E l'aggettivo "ofano", "vivissimo, prerogativa dell'upper class napoletana: in italiano non è assolutamente contemplato". Per le pronunzie c'è da arrossire. "Indoppo" per "intoppo", ad esempio, deriva dal dialetto che sonorizza la dentale sorda "t" nella sonora "d", in prossimità della sonora "n". E l'inverso, colpevole il cosiddetto "ipercorrettismo", sbagliare per eccesso di zelo: "Andare" muta in "antare" e "vendere" in "ventere". Nell'incertezza, sopraggiunge la confusione. Perplessità psicologiche che condizionano la pronunzia di vocaboli stranieri, "spostamenti dell'accento, ritratto in "Díxan" e "Cávour" quando dovrebbe cadere sull'ultima sillaba, e posticipato in "yogúrt". Ferrea volontà di inciampare nell'errore? "No, inclinazione a marcare le espressioni eccentriche". Meridionalismi spiccati, il ricorso al "voi", "il pronome di rispetto è il "lei", punto!" e le costruzioni affettuose: "Non lo fare, a mamma", sorta di vocativo misterioso, come se il nome della mamma si trasferisse al bambino... Ovviamente è scorretto, come "è venuta mamma". In Toscana storcerebbero il naso perché si dice "è venuta la mamma".

La RepubblicaNapoli.it


Questo articolo è interessantissimo.
Io ad esempio, ammetto la mia ignoranza, pensavo si dicesse "zucchine" ed ora scopro che non è così... [SM=x43639]
maximilian1983
00lunedì 24 gennaio 2011 15:49
Con tutto il rispetto per la professoressa Vallini, non mi sento di condividere (Devoto Oli alla mano) la sua posizione sul verbo "cacciare", che può avere il significato che da lei è escluso.

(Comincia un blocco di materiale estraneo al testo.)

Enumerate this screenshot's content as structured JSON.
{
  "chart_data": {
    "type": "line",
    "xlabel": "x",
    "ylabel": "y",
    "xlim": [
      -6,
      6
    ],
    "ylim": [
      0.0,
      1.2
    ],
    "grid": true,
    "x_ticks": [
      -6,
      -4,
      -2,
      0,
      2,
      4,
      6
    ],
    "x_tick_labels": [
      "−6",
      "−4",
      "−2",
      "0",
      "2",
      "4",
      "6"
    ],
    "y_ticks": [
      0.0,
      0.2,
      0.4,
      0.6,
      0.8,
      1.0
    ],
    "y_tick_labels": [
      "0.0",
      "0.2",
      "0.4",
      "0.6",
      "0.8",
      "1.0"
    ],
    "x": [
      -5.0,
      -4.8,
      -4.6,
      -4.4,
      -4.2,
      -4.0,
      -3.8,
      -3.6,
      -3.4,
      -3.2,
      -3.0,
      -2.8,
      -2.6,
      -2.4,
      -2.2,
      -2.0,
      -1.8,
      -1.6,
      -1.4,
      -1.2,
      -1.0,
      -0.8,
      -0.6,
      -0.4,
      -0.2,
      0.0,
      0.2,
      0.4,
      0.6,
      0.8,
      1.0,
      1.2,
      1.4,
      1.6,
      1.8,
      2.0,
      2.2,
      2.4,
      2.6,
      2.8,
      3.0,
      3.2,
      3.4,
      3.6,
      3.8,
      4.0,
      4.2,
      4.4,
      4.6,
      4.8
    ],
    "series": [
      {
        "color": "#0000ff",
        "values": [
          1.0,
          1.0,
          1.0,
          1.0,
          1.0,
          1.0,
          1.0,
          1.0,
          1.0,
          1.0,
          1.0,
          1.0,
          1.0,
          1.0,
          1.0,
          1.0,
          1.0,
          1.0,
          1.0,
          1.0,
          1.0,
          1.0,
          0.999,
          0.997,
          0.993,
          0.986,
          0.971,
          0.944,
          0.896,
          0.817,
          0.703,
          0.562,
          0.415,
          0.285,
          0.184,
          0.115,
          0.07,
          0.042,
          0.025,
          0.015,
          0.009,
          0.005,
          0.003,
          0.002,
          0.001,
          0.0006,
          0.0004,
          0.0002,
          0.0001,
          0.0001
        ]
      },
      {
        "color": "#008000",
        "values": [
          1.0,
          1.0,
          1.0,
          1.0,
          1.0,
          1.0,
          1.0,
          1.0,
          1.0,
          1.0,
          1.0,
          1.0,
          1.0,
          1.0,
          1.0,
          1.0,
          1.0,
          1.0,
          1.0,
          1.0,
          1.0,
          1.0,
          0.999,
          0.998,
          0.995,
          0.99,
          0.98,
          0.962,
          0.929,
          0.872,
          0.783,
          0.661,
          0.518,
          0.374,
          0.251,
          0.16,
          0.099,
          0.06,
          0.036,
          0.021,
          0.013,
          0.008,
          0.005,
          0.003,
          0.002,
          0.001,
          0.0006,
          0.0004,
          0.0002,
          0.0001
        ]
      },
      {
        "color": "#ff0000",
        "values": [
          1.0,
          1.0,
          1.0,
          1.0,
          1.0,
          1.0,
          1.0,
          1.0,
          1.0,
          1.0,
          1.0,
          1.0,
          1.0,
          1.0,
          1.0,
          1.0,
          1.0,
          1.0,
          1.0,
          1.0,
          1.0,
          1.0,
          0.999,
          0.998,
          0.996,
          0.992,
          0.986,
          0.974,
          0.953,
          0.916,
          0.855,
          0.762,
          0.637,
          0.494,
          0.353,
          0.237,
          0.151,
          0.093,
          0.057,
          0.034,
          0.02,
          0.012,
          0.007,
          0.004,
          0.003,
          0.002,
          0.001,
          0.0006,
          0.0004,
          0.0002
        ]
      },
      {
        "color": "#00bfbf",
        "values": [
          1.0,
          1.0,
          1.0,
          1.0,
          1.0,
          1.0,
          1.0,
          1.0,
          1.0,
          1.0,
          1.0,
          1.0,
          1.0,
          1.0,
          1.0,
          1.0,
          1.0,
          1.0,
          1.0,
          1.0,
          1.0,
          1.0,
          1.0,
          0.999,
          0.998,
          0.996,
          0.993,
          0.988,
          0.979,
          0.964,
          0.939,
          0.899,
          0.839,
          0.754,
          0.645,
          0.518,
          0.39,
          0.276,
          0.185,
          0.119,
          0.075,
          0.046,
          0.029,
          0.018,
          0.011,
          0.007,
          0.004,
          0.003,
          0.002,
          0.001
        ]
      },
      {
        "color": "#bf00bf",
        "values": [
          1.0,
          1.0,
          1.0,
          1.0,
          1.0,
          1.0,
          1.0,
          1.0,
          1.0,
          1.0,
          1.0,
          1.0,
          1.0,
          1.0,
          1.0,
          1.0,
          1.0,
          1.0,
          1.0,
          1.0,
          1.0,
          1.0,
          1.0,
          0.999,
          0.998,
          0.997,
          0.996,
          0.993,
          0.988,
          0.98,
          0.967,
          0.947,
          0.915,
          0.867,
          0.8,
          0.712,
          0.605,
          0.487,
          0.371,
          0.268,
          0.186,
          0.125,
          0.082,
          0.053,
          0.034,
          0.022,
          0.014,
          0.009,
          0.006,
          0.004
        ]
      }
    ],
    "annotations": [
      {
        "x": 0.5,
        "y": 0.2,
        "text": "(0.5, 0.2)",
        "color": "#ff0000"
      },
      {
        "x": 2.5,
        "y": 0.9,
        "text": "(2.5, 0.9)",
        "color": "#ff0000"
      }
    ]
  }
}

Aggiungo un altro caso di errore diffusissimo tra i napoletani è "mìgnon", riferito alla pasticceria, invece di "mignòn".
AREOPAGO VESUVIANO
00lunedì 24 gennaio 2011 20:57
Sto qua' classico l'ha dimenticato la prof!!
Napapiiri
00lunedì 24 gennaio 2011 22:23
mi brillano gli occhi con questo articolo!cmq la vallini ha un paio di palle non indifferenti,negli annali U.N.O dovrebbe esserci la pubblicazione integrale. Interessante!